Construct Binary Tree From Inorder and Postorder Traversal
Created: August 24, 2019 by [lek-tin]
Last updated: August 24, 2019
Given inorder and postorder traversal of a tree, construct the binary tree.
Note
You may assume that duplicates do not exist in the tree.
For example, given
inorder = [9,3,15,20,7]
postorder = [9,15,7,20,3]
Return the following binary tree:
3
/ \
9 20
/ \
15 7
Hint
Solution:
/**
* Definition for a binary tree node.
* public class TreeNode {
* int val;
* TreeNode left;
* TreeNode right;
* TreeNode(int x) { val = x; }
* }
*/
// the idea is to start from the rightmst part of the postorder because that is always the root; then divide the inorder as per the value of the root call the right child first because after accesing the parent in postorder the right child is encountered first and then the left child
class Solution {
int postOrderIndex;
public TreeNode buildTree(int[] inorder, int[] postorder) {
postOrderIndex = postorder.length - 1;
return buildTreeUtil(inorder, postorder, 0, inorder.length - 1);
}
public TreeNode buildTreeUtil(int[] inorder, int[] postorder, int start, int end) {
if(start > end) return null;
TreeNode newNode = new TreeNode(postorder[postOrderIndex--]);
if(start == end) return newNode;
int index = searchRootInInorder(inorder, newNode.val, start, end);
newNode.right = buildTreeUtil(inorder, postorder, index + 1, end);
newNode.left = buildTreeUtil(inorder, postorder, start, index - 1);
return newNode;
}
int searchRootInInorder(int[] inorder, int target, int start, int end) {
for(int i = start; i <= end; i++) {
if(inorder[i] == target) return i;
}
return -1;
}
}
# Definition for a binary tree node.
# class TreeNode:
# def __init__(self, x):
# self.val = x
# self.left = None
# self.right = None
class Solution:
def buildTree(self, inorder: List[int], postorder: List[int]) -> TreeNode:
if len(inorder) != len(postorder):
return None
n = len(postorder)
return self.build(postorder, 0, n-1, inorder, 0, n-1)
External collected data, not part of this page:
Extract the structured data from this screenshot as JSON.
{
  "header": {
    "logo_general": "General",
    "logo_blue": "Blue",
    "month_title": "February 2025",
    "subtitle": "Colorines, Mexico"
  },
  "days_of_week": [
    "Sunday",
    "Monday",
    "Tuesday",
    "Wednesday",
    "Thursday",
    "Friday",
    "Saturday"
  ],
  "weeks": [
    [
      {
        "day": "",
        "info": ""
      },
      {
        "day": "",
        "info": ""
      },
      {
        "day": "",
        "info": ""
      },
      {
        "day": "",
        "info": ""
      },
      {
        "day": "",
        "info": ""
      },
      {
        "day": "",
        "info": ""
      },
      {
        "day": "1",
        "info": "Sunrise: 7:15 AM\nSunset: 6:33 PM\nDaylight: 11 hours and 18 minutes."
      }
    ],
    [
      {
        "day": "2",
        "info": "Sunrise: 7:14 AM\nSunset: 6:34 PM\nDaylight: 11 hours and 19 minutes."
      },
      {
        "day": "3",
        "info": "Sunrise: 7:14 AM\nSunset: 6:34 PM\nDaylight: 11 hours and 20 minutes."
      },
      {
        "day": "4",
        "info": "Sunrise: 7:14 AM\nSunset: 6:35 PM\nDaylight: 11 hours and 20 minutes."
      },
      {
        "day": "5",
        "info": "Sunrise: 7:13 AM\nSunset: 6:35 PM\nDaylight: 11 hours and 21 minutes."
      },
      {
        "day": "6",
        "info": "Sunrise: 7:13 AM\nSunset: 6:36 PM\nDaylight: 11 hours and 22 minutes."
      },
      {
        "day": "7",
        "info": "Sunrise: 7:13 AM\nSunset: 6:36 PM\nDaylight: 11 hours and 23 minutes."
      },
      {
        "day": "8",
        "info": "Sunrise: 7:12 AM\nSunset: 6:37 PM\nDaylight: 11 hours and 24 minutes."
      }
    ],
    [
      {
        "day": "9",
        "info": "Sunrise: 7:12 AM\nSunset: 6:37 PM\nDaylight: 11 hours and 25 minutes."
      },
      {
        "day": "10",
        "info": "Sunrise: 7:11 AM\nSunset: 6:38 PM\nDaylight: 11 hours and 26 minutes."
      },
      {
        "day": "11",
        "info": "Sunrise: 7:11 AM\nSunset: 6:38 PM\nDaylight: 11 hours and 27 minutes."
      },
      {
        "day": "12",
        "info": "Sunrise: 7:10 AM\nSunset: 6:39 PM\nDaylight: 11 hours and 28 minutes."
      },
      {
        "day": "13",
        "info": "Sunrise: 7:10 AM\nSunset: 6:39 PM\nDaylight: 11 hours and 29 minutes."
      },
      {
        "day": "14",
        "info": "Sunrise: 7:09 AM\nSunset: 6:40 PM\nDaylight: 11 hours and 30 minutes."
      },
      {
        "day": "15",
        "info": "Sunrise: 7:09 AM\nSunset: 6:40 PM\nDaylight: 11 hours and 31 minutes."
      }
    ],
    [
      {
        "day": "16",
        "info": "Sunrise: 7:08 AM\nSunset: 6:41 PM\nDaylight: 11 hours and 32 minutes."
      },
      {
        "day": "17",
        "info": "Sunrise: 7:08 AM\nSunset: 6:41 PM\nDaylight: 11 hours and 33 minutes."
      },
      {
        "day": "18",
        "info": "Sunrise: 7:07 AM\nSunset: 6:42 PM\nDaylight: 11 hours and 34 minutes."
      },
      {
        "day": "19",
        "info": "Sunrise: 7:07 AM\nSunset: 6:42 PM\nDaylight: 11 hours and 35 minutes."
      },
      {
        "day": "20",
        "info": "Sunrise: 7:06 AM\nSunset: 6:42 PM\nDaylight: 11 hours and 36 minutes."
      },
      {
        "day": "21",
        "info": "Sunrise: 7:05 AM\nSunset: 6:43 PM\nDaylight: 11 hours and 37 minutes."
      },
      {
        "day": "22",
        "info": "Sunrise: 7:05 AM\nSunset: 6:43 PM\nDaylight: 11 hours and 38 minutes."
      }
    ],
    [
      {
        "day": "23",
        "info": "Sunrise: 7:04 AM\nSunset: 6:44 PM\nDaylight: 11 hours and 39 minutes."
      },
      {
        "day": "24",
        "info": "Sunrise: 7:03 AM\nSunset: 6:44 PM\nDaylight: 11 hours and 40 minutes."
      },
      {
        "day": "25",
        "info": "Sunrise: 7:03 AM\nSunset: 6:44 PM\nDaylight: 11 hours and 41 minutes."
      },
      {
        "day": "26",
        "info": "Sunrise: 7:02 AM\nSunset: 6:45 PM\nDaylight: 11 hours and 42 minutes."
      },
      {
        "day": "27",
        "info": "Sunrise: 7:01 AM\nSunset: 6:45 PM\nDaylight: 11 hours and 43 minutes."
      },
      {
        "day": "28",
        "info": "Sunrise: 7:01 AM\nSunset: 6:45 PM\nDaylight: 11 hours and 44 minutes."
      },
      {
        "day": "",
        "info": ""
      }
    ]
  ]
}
def findPosition(self, nodeList, start, end, target):
for i in range(start, end+1):
if nodeList[i] == target:
return i
return -1
def build(self, postOrder, postStart, postEnd, inOrder, inStart, inEnd):
if inStart > inEnd:
return None
root = TreeNode(postOrder[postEnd])
root_post_inorder = self.findPosition(inOrder, inStart, inEnd, root.val)
root.left = self.build(postOrder, postStart, postStart+(root_post_inorder-inStart)-1, inOrder, inStart, root_post_inorder-1)
root.right = self.build(postOrder, postStart+(root_post_inorder-inStart), postEnd-1, inOrder, root_post_inorder+1, inEnd)
return root